The ACLU's anti-Christian actions, especially at Christmas time, are well documented, if only because of the many lawsuits the group has filed. Whether it is opposing a Nativity scene on public property, or barring schoolchildren from singing "Silent Night," the legal organization has consistently fought against any kind of reference to Christianity. And every time the liberal legal organization moves to suppress Christian's free expression or to discriminate against their faith, Storm says believers "need to respond in droves."

The Christian conservative leader wants to see the Church overcome its former inertia to get actively involved in resisting this liberal, atheist push to secularize American culture, from the public school classroom to City Hall, all across the nation. He urges, "We need to go to those government officials or school board members and say, 'No, we don't want you guys to bow down to the ACLU.' I think that has been the problem in the past -- the inactivity and indifference on the part of the Christian community."

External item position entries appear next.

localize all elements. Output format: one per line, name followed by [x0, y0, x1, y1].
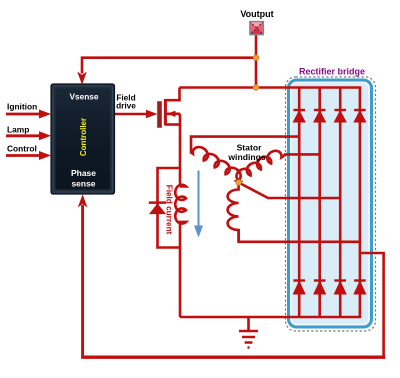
svg-text:drive: drive — [116, 101, 136, 111]
svg-text:Voutput: Voutput — [240, 9, 273, 19]
svg-text:Field current: Field current — [165, 185, 174, 235]
svg-text:Lamp: Lamp — [7, 125, 29, 135]
svg-text:Rectifier bridge: Rectifier bridge — [299, 67, 365, 77]
svg-text:Phase: Phase — [71, 168, 96, 178]
svg-text:Ignition: Ignition — [7, 102, 37, 112]
svg-text:Controller: Controller — [79, 118, 88, 156]
svg-text:Vsense: Vsense — [69, 92, 98, 102]
svg-text:Stator: Stator — [237, 143, 262, 153]
svg-text:sense: sense — [71, 179, 95, 189]
svg-text:Control: Control — [7, 144, 37, 154]
svg-text:windings: windings — [227, 152, 265, 162]
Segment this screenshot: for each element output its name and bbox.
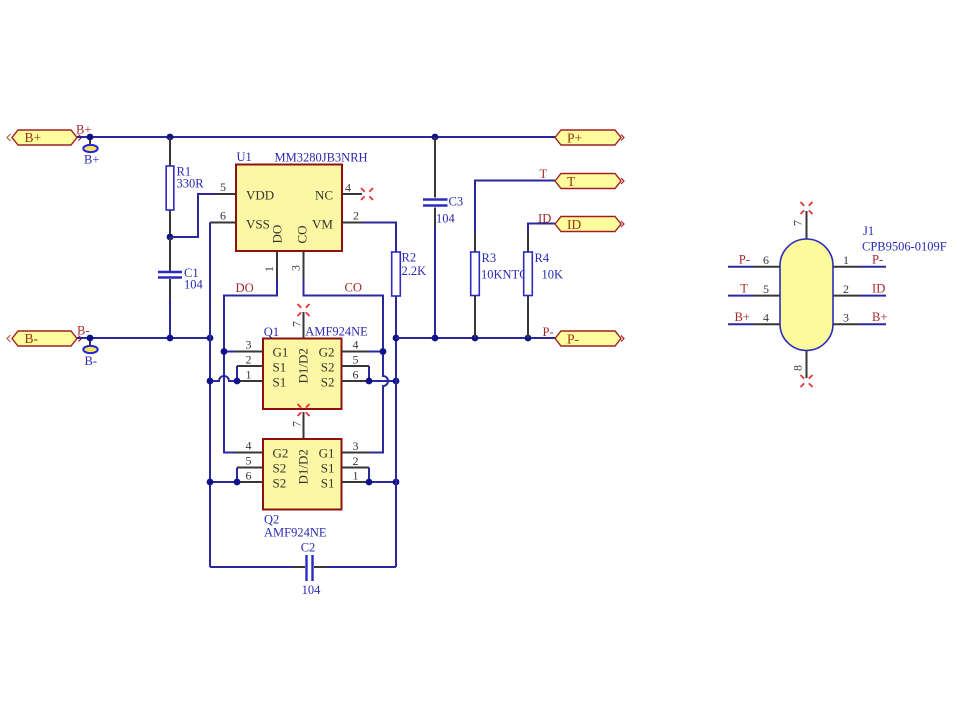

Pushing Back: Resisting the ACLU and Anti-Christian Bias
Storm believes this is already beginning, to an extent. "I see an awakening happening in this nation, thank God," he observes. "Christians are starting to rise up and demand justice and equality. And I think they know as well that if we don't rise up, we are going to lose our nation and become a totally secular, humanistic nation."

The head of Christian Conservatives for Reform says he is thankful that this awakening is taking place, with more Christians fighting back. It is a critical time, Storm adds, "because if they're going to take out the Nativity scene today, and they're going to take out 'Silent Night' tomorrow, they're going to take 'In God We Trust' off our currency next week."

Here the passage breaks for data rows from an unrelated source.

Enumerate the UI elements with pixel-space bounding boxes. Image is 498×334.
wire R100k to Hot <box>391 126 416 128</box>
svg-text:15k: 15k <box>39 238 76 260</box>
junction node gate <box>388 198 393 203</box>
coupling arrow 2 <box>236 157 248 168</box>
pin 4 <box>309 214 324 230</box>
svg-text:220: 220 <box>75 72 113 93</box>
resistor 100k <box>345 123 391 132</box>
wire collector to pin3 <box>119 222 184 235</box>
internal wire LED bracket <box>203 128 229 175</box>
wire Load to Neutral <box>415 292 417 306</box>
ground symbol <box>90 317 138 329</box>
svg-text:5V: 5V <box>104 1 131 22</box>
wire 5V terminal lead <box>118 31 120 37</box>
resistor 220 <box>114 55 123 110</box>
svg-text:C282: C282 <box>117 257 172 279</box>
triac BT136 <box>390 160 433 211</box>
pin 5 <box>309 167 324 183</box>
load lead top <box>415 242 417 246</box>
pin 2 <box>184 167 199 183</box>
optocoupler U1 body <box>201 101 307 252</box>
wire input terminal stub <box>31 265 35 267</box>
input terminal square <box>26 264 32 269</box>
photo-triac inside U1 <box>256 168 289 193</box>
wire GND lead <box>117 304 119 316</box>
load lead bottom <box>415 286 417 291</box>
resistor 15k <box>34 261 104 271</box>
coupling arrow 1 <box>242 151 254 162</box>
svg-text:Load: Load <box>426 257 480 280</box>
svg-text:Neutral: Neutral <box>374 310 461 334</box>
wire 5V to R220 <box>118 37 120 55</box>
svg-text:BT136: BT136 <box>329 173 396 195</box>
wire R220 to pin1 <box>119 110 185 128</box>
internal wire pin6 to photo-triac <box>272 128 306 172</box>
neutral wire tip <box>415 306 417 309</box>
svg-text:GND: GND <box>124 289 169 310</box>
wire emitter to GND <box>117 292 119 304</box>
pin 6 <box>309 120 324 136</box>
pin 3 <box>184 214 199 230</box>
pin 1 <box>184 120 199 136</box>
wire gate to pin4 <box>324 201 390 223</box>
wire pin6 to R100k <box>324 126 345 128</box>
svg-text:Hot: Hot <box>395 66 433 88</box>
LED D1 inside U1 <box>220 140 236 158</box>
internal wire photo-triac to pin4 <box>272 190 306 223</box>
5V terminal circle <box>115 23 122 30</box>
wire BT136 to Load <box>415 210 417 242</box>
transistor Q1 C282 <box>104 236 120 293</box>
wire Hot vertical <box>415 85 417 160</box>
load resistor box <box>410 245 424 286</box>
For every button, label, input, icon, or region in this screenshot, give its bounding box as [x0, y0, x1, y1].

Catholic League president William Donohue is also urging resistance. "The only way the cultural fascists at the ACLU will be defeated is by defying them," he says. "What they seek is confrontation, so I say let's give it to them .... Let's confront them in the courts and in the court of public opinion."

Donohue points out that the Catholic League erects a Nativity scene in New York City's Central Park every December, with the permission of the City Parks Department. He says the fact that this religious display can be put up on public property without violating the constitution or triggering litigation "is a lesson that municipal officials all across the nation should study."

Still, however, the Catholic leader says many public officials "act cowardly" and, fearing ACLU legal action, choose to ban or pull down Christian holiday displays from schools and other public spaces, even while they allow Jewish menorahs and other non-Christian religious symbols to be displayed in the same venues. Catholic League is currently involved in such a court case in New York, where the group has been prohibited from placing a miniature version of its Central Park Nativity in the schools.

Donohue says the Catholic League does not want people of other faiths to lose their rights; it simply wants equal rights for Christians. Still, he notes, many public schools and other government entities continue to discriminate, fearing the ACLU and its ilk. These anti-Christian civil liberties activists are "the ultimate hypocrites," Donohue says, because they promote censorship in the name of tolerance.